Old Town Cape, the Convention and Visitors Bureau, the Cape Girardeau Area Chamber of Commerce and the city joined forces to implement a $126,000 Preserve America grant. Part of the grant, $40,000, will fund a study of the signs that direct visitors to tourist attractions throughout the city.
The city contracted with the Florida consulting firm Glatting Jackson Kercher Anglin Inc. for the study. The firm will analyze Missouri laws, feedback from the community and how other towns have approached similar projects, Mills said.
The firm will be in Cape Girardeau for three days in January as part of the study, and the group is holding two meetings to gain community input. The first meeting on Jan. 12 will go over ideas for which sites will be featured and how the signs should be designed, Mills said. The second meeting on Jan. 14 will be a presentation of the study results. Both will be held in the First Presbyterian Church fellowship hall at 6 p.m.
The firm will also meet with community leaders throughout the three-day period and other individual meetings could be set up if needed, she said.
Mills said the firm's plan will outline a tiered strategy. Bigger sites will be listed on signs along the interstate. Other attractions will be on signs throughout town.
"You can't put everything on that first sign on the interstate," she said.
The two-year grant, which is from the National Park Service, was awarded to the city in October 2008. It includes other projects to boost the city's branding and marketing strategies. Part of the grant, $6,620, will fund 99 banner signs to highlight different downtown neighborhoods. The banners, which will be included in the study, will be installed within the next several months, Mills said.
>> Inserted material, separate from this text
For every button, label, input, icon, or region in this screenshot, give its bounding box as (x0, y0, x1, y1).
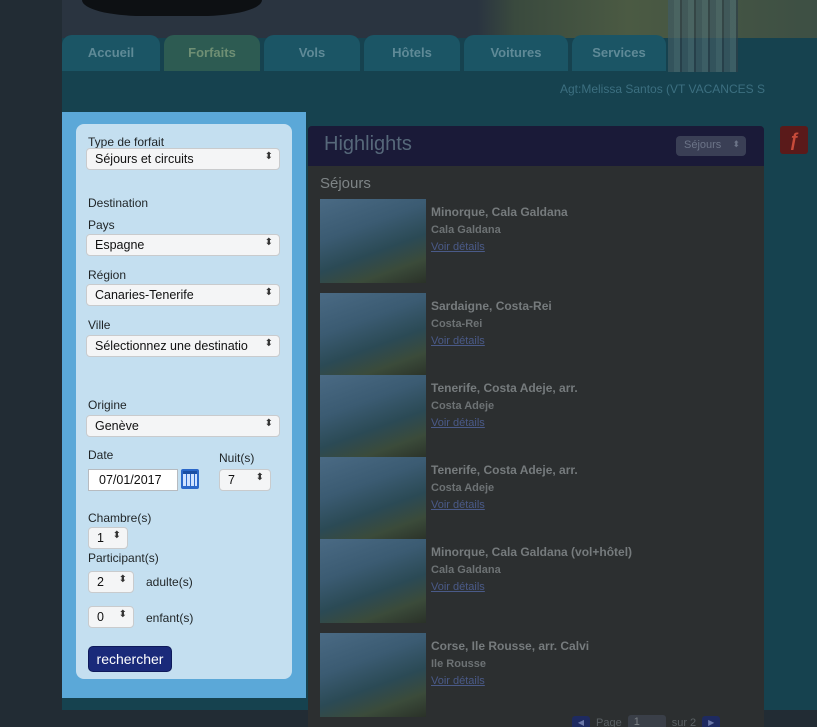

Another $3,000 will fund informational reader boards along the riverfront and $15,000 will fund the development of a branding strategy through the same consulting firm, Mills said. Projects included in the grant will be implemented by October.
The city is pursuing other grants to fund visitor signs, said Sarah Wallace, city community planner. She said the the signs will be phased in over several years.
Mills said there have been other efforts to overhaul signs in recent years. By contracting a study and including several organizations, the current effort is more comprehensive, she said. The old signage will be re-evaluated.
"It's probably replacing what we have and building on it," Mills said.
Newer signs will help tourists and visitors navigate the city better, said Chuck Martin, executive director of the Cape Girardeau Area Convention and Visitors Bureau.
"If you make it easy for them, certainly it becomes part of an overall positive experience," Martin said.
Attractions that have opened within the past seven years, including the Red House Interpretive Center, the floodwall murals and the River Campus, will be incorporated into the strategy. Highlighting constant draws, like the Mississippi River, will also be important, he said.
"Many people don't live in an area where they have anything comparable," he said.